Quella notte lo aveva reso un altro uomo, dal pensiero arroventato in un unico desiderio.
La brutalità come maglio pesante cadde su lui con il primo impeto dei sensi, cancellando ogni altro affetto. Quando poi, come da un mare di nebbia, affiorò il ricordo della sua casetta, e il mite sorriso della sua donna s’insinuò nel suo cuore, invano il povero Tonio stese le mani per afferrarle; serpi attorcigliate lo serravano sempre più; come là sul canneto, sprazzi di luce si succedevano a lunghe tenebre, sempre più lunghe, e la nebbia svelando e scoprendo a tratti ogni cosa tutto invase e tutto sommerse, finchè la sua coscienza, la sua personalità furono inghiottite. I suoi occhi non videro più nulla, le sue mani, brancicanti nel buio, non toccarono più nulla, cadde giù, sempre più giù; in lui e intorno a lui non restò, mostro dalle fauci ardenti, assetate, che il peccato. Il giorno presente segnava il destino del giorno futuro, e così vissero insieme come due demoni,
Secondo la tradizione il marito cattivo non esisteva che nella fantasia della donna, sorta della strigheta abbarbagliante sensi e cuore dell’uomo, fra diavolo e femminilità stritolando ogni resistenza.
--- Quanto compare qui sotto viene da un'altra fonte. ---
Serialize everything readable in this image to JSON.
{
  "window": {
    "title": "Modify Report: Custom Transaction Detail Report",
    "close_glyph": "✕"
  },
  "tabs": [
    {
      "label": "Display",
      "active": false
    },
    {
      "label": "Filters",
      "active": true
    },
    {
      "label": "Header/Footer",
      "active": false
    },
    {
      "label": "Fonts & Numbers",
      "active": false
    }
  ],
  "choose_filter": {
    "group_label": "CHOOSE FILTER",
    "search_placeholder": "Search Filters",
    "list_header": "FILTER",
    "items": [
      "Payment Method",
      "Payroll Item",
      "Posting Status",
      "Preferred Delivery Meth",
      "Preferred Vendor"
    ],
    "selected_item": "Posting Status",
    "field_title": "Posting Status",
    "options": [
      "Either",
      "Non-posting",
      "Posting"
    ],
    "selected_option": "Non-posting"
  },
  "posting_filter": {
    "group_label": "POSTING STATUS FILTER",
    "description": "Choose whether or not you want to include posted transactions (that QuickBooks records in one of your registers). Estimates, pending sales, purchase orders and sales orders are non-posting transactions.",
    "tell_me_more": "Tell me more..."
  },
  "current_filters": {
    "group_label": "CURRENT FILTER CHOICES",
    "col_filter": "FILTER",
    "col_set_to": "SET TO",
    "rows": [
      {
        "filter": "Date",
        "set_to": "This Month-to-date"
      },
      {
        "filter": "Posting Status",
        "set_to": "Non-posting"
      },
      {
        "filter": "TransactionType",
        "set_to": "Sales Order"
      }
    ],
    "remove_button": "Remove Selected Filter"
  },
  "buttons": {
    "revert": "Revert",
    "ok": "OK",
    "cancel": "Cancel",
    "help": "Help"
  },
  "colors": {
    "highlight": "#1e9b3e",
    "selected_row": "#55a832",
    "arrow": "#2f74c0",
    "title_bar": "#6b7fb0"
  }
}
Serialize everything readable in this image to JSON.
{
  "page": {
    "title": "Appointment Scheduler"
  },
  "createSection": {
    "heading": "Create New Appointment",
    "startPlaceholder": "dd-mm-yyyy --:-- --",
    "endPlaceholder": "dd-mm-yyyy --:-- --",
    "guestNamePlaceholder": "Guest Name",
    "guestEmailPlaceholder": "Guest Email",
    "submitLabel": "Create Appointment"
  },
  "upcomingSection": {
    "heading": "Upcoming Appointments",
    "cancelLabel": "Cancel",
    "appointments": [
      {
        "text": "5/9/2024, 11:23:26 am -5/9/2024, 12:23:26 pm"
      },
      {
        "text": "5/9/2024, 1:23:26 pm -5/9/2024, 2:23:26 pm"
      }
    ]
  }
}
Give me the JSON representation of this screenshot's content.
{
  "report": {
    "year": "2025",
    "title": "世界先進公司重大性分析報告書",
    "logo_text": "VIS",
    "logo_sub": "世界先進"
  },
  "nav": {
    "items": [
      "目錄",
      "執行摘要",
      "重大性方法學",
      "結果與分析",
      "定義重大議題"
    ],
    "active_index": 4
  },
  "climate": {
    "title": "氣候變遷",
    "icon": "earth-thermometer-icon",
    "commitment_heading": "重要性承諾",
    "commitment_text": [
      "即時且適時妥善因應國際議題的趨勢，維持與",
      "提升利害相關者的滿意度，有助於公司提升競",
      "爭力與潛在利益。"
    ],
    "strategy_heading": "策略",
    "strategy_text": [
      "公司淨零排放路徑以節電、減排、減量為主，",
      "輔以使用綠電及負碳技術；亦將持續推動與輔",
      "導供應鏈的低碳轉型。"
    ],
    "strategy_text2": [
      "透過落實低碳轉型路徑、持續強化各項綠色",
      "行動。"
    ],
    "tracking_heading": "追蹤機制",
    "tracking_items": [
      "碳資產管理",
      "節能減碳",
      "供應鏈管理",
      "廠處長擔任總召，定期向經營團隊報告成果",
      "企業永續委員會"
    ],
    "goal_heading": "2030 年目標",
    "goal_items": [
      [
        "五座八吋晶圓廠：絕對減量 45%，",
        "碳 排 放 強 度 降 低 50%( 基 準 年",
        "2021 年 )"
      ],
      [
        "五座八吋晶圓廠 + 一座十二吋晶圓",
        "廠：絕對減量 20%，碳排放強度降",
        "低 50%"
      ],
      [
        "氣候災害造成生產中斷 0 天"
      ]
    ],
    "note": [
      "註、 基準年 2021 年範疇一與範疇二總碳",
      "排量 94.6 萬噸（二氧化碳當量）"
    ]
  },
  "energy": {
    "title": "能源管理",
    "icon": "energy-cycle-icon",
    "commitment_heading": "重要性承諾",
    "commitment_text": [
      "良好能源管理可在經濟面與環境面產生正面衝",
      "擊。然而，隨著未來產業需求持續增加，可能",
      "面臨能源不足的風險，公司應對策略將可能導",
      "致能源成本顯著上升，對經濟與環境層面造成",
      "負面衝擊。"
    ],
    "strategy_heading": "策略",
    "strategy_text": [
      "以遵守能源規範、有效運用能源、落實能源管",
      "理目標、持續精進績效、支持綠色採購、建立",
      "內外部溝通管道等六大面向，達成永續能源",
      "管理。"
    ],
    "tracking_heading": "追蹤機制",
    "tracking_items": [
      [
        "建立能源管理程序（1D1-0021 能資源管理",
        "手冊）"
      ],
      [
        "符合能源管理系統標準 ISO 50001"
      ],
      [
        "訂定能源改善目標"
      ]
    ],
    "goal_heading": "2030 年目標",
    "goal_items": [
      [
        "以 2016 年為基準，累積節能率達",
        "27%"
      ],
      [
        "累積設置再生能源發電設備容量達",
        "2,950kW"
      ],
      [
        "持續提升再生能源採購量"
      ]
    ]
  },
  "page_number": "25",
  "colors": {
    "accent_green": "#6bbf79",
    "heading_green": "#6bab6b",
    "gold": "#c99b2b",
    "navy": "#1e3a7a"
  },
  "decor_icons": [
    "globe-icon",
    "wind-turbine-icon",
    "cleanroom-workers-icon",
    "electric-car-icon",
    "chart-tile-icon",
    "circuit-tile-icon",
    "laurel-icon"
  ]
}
Tonio fu una della prime vittime di Culsu, demone femminile etrusco, l’unico Etrusco penetrato fra noi, che così brillantemente aveva preso possesso, per regnarvi il suo secolo, della “Carega del Diavolo”, rocca forte, dalla quale ogni cent’anni esercitava il suo potere un demonio nuovo. Lo spirito del male, sotto orribili forme umane, le gambe penzoloni, sedeva sullo scoglio, spostandosi vertiginosamente, così che pareva sempre in diverse pose sulla stessa “carega”.

Con scaltrezza e intuito femminile si serviva di piccole cose. Arma preferita uno specchietto, col quale abbacinava occhi, mente e cuore per trascinare a sé i malcapitati.
La triste teoria di regni, fu superata da questo demonio femminile, il più pernicioso a memoria d’uomo.
E da allora il piccolo specchio, l’innocua strigheta, gioco da fanciulli, sempre più ardita, s’insinuò ovunque trionfante, e la brezza narrava al vento e il vento portava lontano sulle sue ali il cupo terrore, penetrando in ogni casolare con un brivido, al quale nessuno sfuggiva. Ma da oriente un venticello sommesso mormorava che la “Carega del Diavolo” si sarebbe illuminata un giorno.